Art and the City - Building Community at Jane and Finch
MetadataShow full item record
In rapidly growing North American cities, large-scale urban developments struggle to create a distinctive sense of community. Responding to increasing trends of isolation, decentralization, cultural and artistic expressions, capitalizing on local knowledge and people, have emerged as driving forces in the creation of authentic community development. Working within the existing model of large-scale development, interrogating process and program in relation to community building, this thesis asserts that architecture and urban design must calibrate themselves in response to the emerging trends by taking a multidisciplinary and comprehensive approach to design.
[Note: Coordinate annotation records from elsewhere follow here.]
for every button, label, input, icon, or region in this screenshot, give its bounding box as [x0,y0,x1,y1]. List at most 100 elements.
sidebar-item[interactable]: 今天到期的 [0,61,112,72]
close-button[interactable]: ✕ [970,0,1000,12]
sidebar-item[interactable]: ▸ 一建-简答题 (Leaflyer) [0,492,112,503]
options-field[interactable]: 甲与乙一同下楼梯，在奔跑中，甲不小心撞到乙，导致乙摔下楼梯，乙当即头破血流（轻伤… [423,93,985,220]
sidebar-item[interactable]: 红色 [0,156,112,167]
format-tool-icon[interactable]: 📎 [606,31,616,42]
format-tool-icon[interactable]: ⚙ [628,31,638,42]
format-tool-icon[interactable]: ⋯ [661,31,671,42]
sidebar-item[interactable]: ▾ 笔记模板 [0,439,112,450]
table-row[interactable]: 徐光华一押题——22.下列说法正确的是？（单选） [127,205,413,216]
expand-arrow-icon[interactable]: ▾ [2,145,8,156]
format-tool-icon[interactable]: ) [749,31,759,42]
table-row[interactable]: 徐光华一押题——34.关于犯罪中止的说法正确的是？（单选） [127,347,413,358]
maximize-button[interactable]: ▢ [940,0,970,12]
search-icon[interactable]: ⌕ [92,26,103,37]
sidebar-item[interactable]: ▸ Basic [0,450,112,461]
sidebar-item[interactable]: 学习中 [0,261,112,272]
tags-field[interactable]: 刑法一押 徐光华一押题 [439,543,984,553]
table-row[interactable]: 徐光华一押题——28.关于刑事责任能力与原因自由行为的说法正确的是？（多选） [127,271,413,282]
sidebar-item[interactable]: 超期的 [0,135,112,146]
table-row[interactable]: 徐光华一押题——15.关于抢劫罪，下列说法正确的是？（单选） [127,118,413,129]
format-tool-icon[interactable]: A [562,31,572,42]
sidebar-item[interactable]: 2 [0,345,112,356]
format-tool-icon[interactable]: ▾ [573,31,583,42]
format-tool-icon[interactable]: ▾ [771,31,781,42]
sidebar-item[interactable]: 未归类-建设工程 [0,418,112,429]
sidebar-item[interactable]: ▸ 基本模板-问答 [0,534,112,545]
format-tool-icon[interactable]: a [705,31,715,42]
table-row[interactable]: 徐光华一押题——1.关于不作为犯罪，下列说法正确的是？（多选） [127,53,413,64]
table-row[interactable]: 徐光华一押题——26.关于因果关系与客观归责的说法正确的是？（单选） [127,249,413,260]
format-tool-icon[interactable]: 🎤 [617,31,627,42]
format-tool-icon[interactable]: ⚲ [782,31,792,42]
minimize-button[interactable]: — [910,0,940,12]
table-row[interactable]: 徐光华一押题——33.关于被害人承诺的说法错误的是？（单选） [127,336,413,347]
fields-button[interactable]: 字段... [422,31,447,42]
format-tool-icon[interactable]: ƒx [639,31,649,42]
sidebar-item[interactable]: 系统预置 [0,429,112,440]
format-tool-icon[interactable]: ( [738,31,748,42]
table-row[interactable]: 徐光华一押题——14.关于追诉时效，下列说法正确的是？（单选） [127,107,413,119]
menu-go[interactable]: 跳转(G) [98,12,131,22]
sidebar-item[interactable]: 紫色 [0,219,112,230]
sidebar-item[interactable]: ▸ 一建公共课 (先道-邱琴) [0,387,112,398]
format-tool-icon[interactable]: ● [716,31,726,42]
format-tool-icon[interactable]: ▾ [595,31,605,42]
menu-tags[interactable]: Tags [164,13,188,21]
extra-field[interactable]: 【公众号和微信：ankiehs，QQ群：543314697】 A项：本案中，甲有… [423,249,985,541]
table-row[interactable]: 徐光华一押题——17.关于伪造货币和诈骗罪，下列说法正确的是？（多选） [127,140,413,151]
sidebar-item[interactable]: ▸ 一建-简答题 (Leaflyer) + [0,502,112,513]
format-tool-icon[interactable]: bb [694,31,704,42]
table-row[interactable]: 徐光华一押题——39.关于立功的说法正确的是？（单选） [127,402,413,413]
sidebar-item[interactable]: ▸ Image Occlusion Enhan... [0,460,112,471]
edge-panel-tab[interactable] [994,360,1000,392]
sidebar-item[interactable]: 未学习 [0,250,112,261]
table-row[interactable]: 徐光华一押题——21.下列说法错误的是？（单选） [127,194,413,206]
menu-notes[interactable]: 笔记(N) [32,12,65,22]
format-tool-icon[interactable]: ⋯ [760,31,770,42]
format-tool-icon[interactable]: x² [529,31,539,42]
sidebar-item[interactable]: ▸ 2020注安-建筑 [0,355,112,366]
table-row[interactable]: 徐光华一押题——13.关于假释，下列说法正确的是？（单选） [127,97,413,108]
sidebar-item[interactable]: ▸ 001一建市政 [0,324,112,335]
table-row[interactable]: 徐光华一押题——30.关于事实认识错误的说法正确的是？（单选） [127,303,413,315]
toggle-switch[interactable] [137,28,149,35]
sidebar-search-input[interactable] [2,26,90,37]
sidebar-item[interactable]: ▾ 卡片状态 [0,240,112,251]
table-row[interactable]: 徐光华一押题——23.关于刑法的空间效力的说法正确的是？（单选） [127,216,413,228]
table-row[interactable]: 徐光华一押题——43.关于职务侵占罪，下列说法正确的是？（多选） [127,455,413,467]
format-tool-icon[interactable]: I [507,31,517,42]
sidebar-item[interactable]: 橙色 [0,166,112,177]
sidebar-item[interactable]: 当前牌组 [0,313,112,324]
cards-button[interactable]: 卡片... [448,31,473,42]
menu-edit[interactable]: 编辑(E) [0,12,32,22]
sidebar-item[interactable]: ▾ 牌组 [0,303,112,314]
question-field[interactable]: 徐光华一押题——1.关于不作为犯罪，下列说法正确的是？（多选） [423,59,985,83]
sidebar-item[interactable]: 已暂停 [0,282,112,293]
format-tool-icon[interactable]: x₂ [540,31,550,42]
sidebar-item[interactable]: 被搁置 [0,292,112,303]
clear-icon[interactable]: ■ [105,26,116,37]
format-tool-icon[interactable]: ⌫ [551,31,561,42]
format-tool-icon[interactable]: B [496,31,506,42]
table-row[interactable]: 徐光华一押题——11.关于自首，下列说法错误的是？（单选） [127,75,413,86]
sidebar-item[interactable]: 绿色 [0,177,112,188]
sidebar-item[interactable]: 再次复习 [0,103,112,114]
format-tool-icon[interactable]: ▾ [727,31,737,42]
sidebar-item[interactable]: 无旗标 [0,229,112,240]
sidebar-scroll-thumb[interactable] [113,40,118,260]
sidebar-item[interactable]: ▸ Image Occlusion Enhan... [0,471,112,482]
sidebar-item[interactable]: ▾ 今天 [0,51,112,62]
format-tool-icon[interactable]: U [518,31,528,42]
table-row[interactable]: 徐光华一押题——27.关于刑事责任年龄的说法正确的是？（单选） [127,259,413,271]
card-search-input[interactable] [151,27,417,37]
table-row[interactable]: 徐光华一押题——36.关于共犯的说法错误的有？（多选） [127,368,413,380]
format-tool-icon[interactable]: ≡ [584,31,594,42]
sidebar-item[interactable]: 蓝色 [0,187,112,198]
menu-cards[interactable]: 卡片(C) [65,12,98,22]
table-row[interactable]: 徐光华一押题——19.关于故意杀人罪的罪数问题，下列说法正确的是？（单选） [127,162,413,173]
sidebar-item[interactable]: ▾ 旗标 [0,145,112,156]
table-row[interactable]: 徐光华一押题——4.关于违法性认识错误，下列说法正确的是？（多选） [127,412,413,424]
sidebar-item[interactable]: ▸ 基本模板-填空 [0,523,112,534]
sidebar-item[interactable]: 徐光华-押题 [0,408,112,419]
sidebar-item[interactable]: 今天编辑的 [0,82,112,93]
This thesis asks the following questions: What is architecture’s contribution to a creative community? How can our existing instant communities continue to evolve in response to changing needs? Where can we find public space in our contemporary communities? Can public art be used as a tool for community building? The case study site, surrounding the Jane-Finch intersection, was rapidly developed from 1960 to 1970. The imposing Palisades apartment complex, standing on the north-east corner of the intersection, has become an icon in the neighbourhood. Three distinctly modern buildings rise out of a grassy lawn to be seen throughout the larger neighbourhood. The development represents both challenges and opportunities; 4,400 people know it as home while others associate it with media reports of poverty, crime and an aging legacy of modern architecture (San Romanoway Revitalization Association 2009). Issues of identity, public space, scale and implementation are examined through case studies of highly designed architectural precedents and informal grassroots organizations to inform the design proposal. Through the re-conception of the ambiguous ground plane at the base of the Palisades apartment complex as an educational and cultural campus for the emerging arts community, this thesis demonstrates the potential role of architecture in supporting creative community building and an expanded understanding of the contradictory role of an architect as mediator, dreamer and realist.